Édito par Fabrice Piault, rédacteur en chef

Photo PHOTO O. DION

Dans son bureau de Fayard, qu’il ne s’est jamais vraiment résolu à quitter, et qu’il est d’ailleurs parvenu à conserver même après avoir atteint l’âge de 70 ans, ce qui l’avait contraint, suivant les règles en vigueur chez Hachette Livre, à céder son poste de P-DG, Claude Durand était comme un gros matou. Un Raminagrobis qui pouvait faire le dos rond ou hérisser le poil, se lécher les babines à l’idée d’un beau coup, décocher des sourires (très) charmeurs comme des coups de griffes.

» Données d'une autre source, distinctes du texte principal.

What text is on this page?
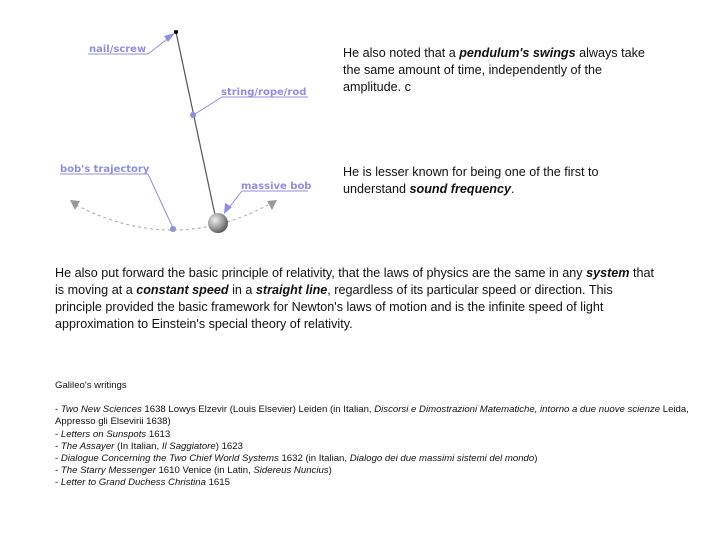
nail/screw
string/rope/rod
bob's trajectory
massive bob
He also noted that a pendulum's swings always take the same amount of time, independently of the amplitude. c
He is lesser known for being one of the first to understand sound frequency.
He also put forward the basic principle of relativity, that the laws of physics are the same in any system that is moving at a constant speed in a straight line, regardless of its particular speed or direction. This principle provided the basic framework for Newton's laws of motion and is the infinite speed of light approximation to Einstein's special theory of relativity.
Galileo's writings
- Two New Sciences 1638 Lowys Elzevir (Louis Elsevier) Leiden (in Italian, Discorsi e Dimostrazioni Matematiche, intorno a due nuove scienze Leida, Appresso gli Elsevirii 1638)
- Letters on Sunspots 1613
- The Assayer (In Italian, Il Saggiatore) 1623
- Dialogue Concerning the Two Chief World Systems 1632 (in Italian, Dialogo dei due massimi sistemi del mondo)
- The Starry Messenger 1610 Venice (in Latin, Sidereus Nuncius)
- Letter to Grand Duchess Christina 1615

Claude Durand avait le don de faire sentir à toutes les souris qui franchissaient sa porte qu’il pouvait tout : leur offrir un beau morceau de fromage comme les enserrer dans ses pattes, et même les laisser simplement filer sans autre forme de procès. Vif, rapide dans la décision comme dans l’exécution, et en même temps patient, obstiné dans la réalisation de ses projets, il a imprimé profondément sa marque sur l’édition des quarante dernières années.

Qu’il les ait laissés admiratifs ou amers, voire hostiles, Claude Durand a fasciné ses pairs, et notamment ceux qui l’ont côtoyé et qui ont créé leur propre maison, comme Odile Jacob, Oliver Cohen, Laurent Beccaria et Henri Trubert, ou occupent des positions majeures dans l’édition, comme Olivier Bétourné, Olivier Nora et Sophie de Closets, par sa puissance de travail, sa clairvoyance, son agilité d’esprit, sa capacité à tirer de multiples ficelles. Il savait jouer de la bonne et de la mauvaise foi, associer intuitions éditoriales et réseaux politiques ou économiques pour bâtir une maison qui s’impose dans l’histoire culturelle du pays et dont "Apostrophes" a été, dans les années 1980, une décisive chambre d’écho. Il était capable de défricher des champs éditoriaux (l’Europe de l’Est, l’histoire, la musique) et d’accompagner des auteurs (Soljenitsyne, Kadaré) sur le très long terme. Il pouvait tout autant surprendre par un de ses fameux "coups", d’autant plus percutants qu’ils étaient décochés avec toute l’épaisseur intellectuelle que dégageait l’ensemble de son catalogue. Un joueur. Un grand éditeur, donc.